- Catcher
- Born: February 10, 1856 New Haven, Connecticut, U.S.
- Died: September 21, 1926 (aged 70) Cincinnati, Ohio, U.S.
- Batted: RightThrew: Right

MLB debut
- May 17, 1875, for the New Haven Elm Citys

Last MLB appearance
- October 3, 1891, for the Cincinnati Reds

MLB statistics
- Batting average: .240
- Home runs: 22
- Runs scored: 254
- Stats at Baseball Reference

Teams
- New Haven Elm Citys (1875); Buffalo Bisons (1880); Pittsburgh Alleghenys (1882); Indianapolis Hoosiers (1884); Cincinnati Red Stockings (AA)/Reds (1885–91);

= Jim Keenan =

American baseball player (1856–1926)

James William Keenan (February 10, 1856 – September 21, 1926) was an American professional baseball catcher. He played most of his major league career with the Cincinnati Red Stockings of the American Association and later National League, after they became the Cincinnati Reds.
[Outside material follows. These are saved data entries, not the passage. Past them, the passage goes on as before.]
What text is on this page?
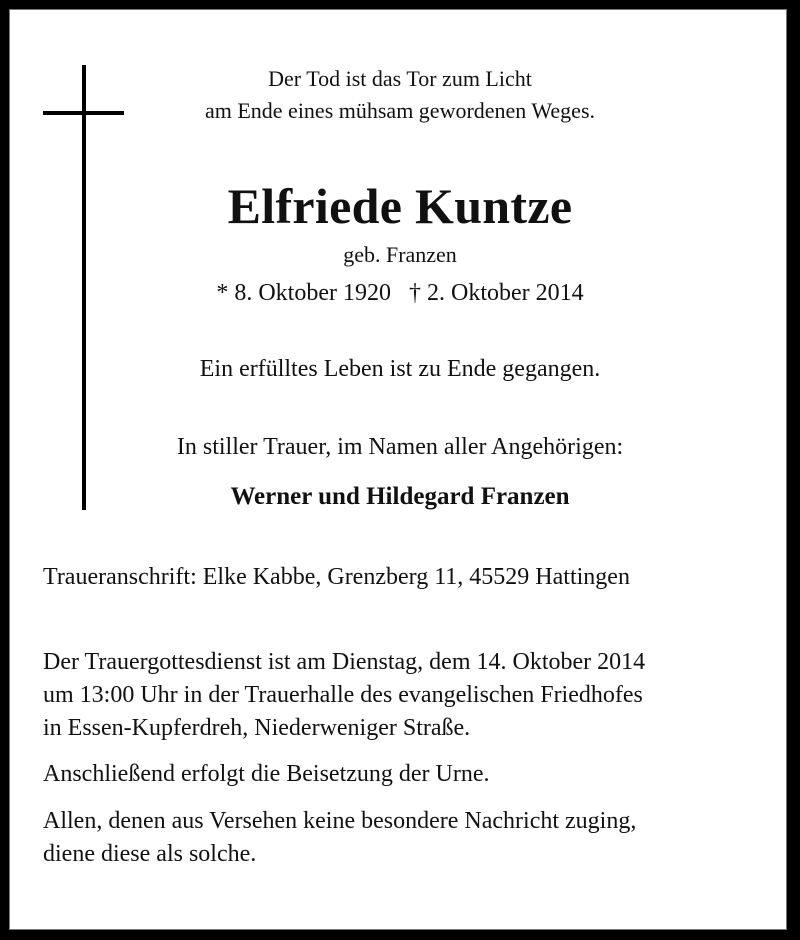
Der Tod ist das Tor zum Licht
am Ende eines mühsam gewordenen Weges.
Elfriede Kuntze
geb. Franzen
* 8. Oktober 1920   † 2. Oktober 2014
Ein erfülltes Leben ist zu Ende gegangen.
In stiller Trauer, im Namen aller Angehörigen:
Werner und Hildegard Franzen
Traueranschrift: Elke Kabbe, Grenzberg 11, 45529 Hattingen
Der Trauergottesdienst ist am Dienstag, dem 14. Oktober 2014
um 13:00 Uhr in der Trauerhalle des evangelischen Friedhofes
in Essen-Kupferdreh, Niederweniger Straße.
Anschließend erfolgt die Beisetzung der Urne.
Allen, denen aus Versehen keine besondere Nachricht zuging,
diene diese als solche.
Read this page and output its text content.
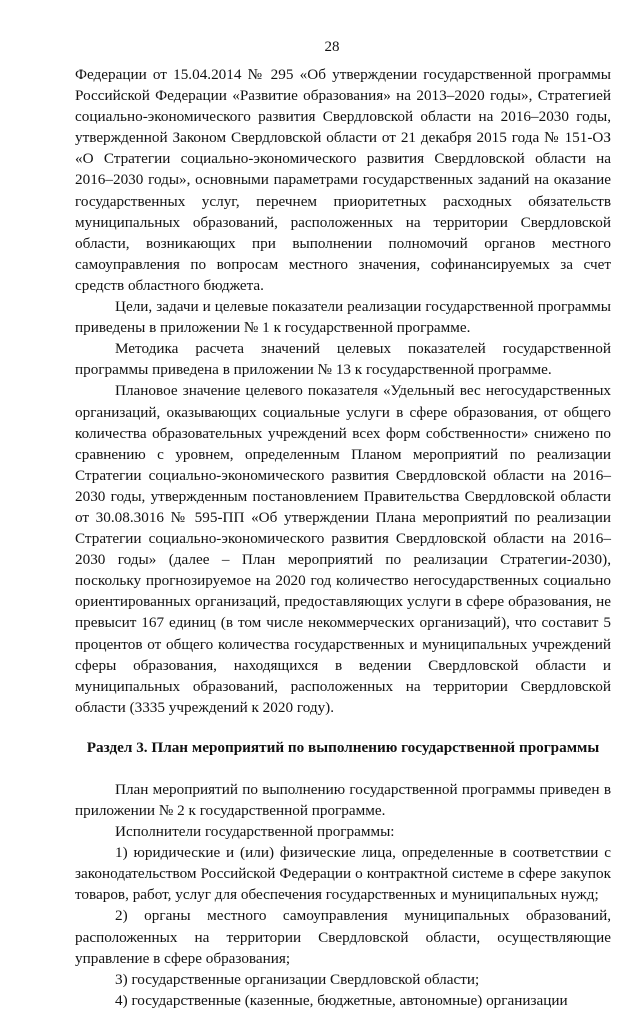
28

Федерации от 15.04.2014 № 295 «Об утверждении государственной программы Российской Федерации «Развитие образования» на 2013–2020 годы», Стратегией социально-экономического развития Свердловской области на 2016–2030 годы, утвержденной Законом Свердловской области от 21 декабря 2015 года № 151-ОЗ «О Стратегии социально-экономического развития Свердловской области на 2016–2030 годы», основными параметрами государственных заданий на оказание государственных услуг, перечнем приоритетных расходных обязательств муниципальных образований, расположенных на территории Свердловской области, возникающих при выполнении полномочий органов местного самоуправления по вопросам местного значения, софинансируемых за счет средств областного бюджета.

Цели, задачи и целевые показатели реализации государственной программы приведены в приложении № 1 к государственной программе.

Методика расчета значений целевых показателей государственной программы приведена в приложении № 13 к государственной программе.

Плановое значение целевого показателя «Удельный вес негосударственных организаций, оказывающих социальные услуги в сфере образования, от общего количества образовательных учреждений всех форм собственности» снижено по сравнению с уровнем, определенным Планом мероприятий по реализации Стратегии социально-экономического развития Свердловской области на 2016–2030 годы, утвержденным постановлением Правительства Свердловской области от 30.08.3016 № 595-ПП «Об утверждении Плана мероприятий по реализации Стратегии социально-экономического развития Свердловской области на 2016–2030 годы» (далее – План мероприятий по реализации Стратегии-2030), поскольку прогнозируемое на 2020 год количество негосударственных социально ориентированных организаций, предоставляющих услуги в сфере образования, не превысит 167 единиц (в том числе некоммерческих организаций), что составит 5 процентов от общего количества государственных и муниципальных учреждений сферы образования, находящихся в ведении Свердловской области и муниципальных образований, расположенных на территории Свердловской области (3335 учреждений к 2020 году).

Раздел 3. План мероприятий по выполнению государственной программы

План мероприятий по выполнению государственной программы приведен в приложении № 2 к государственной программе.

Исполнители государственной программы:

1) юридические и (или) физические лица, определенные в соответствии с законодательством Российской Федерации о контрактной системе в сфере закупок товаров, работ, услуг для обеспечения государственных и муниципальных нужд;

2) органы местного самоуправления муниципальных образований, расположенных на территории Свердловской области, осуществляющие управление в сфере образования;

3) государственные организации Свердловской области;

4) государственные (казенные, бюджетные, автономные) организации
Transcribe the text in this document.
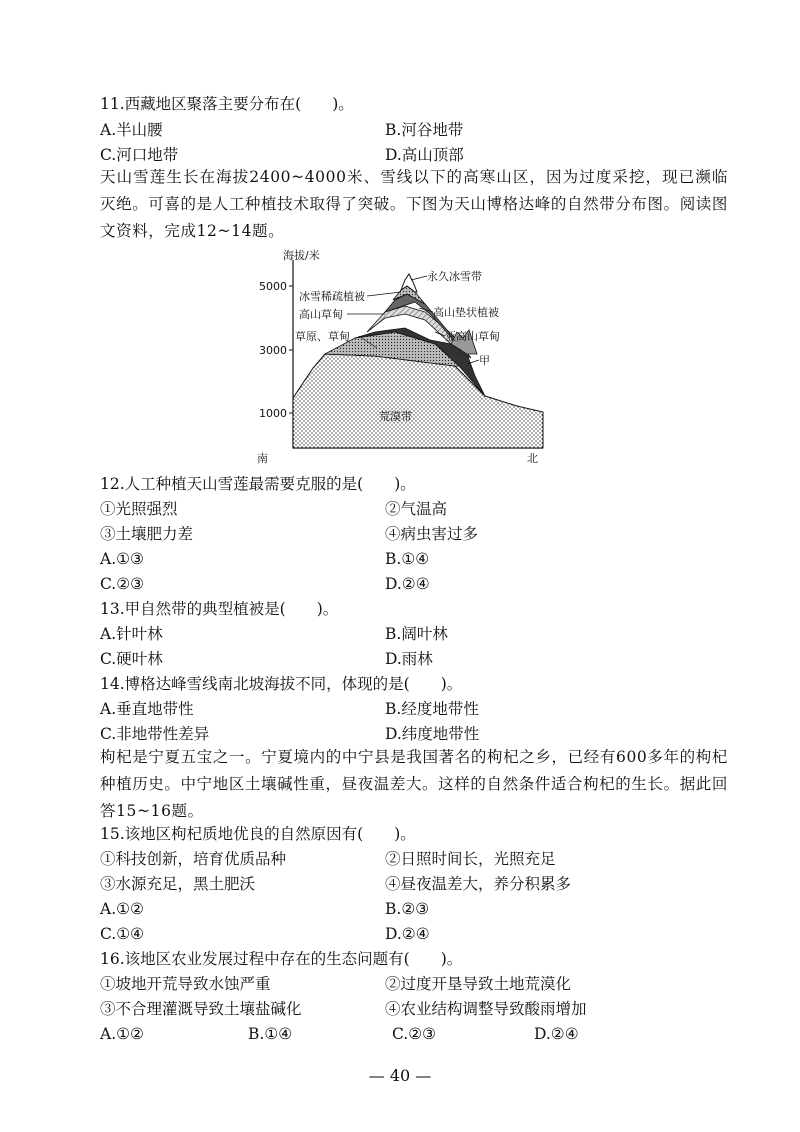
11.西藏地区聚落主要分布在(　　)。
A.半山腰	B.河谷地带
C.河口地带	D.高山顶部
天山雪莲生长在海拔2400~4000米、雪线以下的高寒山区，因为过度采挖，现已濒临灭绝。可喜的是人工种植技术取得了突破。下图为天山博格达峰的自然带分布图。阅读图文资料，完成12~14题。
海拔/米
5000
3000
1000
南	北
永久冰雪带
冰雪稀疏植被
高山草甸	高山垫状植被
草原、草甸	亚高山草甸
甲
荒漠带
12.人工种植天山雪莲最需要克服的是(　　)。
①光照强烈	②气温高
③土壤肥力差	④病虫害过多
A.①③	B.①④
C.②③	D.②④
13.甲自然带的典型植被是(　　)。
A.针叶林	B.阔叶林
C.硬叶林	D.雨林
14.博格达峰雪线南北坡海拔不同，体现的是(　　)。
A.垂直地带性	B.经度地带性
C.非地带性差异	D.纬度地带性
枸杞是宁夏五宝之一。宁夏境内的中宁县是我国著名的枸杞之乡，已经有600多年的枸杞种植历史。中宁地区土壤碱性重，昼夜温差大。这样的自然条件适合枸杞的生长。据此回答15~16题。
15.该地区枸杞质地优良的自然原因有(　　)。
①科技创新，培育优质品种	②日照时间长，光照充足
③水源充足，黑土肥沃	④昼夜温差大，养分积累多
A.①②	B.②③
C.①④	D.②④
16.该地区农业发展过程中存在的生态问题有(　　)。
①坡地开荒导致水蚀严重	②过度开垦导致土地荒漠化
③不合理灌溉导致土壤盐碱化	④农业结构调整导致酸雨增加
A.①②	B.①④	C.②③	D.②④
— 40 —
Keenan made his debut at age 17 with the New Haven Elm Citys of the National Association, but did not establish himself in the majors until 1884, when he became the regular catcher for the Indianapolis Hoosiers. He stayed in Indianapolis to start the 1885 season, with the city's entry in the Western League, but the league quickly folded, and he was acquired by the Detroit Wolverines.

Before he played a game for Detroit, however, Keenan jumped to the Red Stockings, where he split time at catcher with Pop Snyder. Over the next four seasons, he would split catching duties for the Red Stockings with Kid Baldwin. In 1890 and 1891, he backed up Jerry Harrington.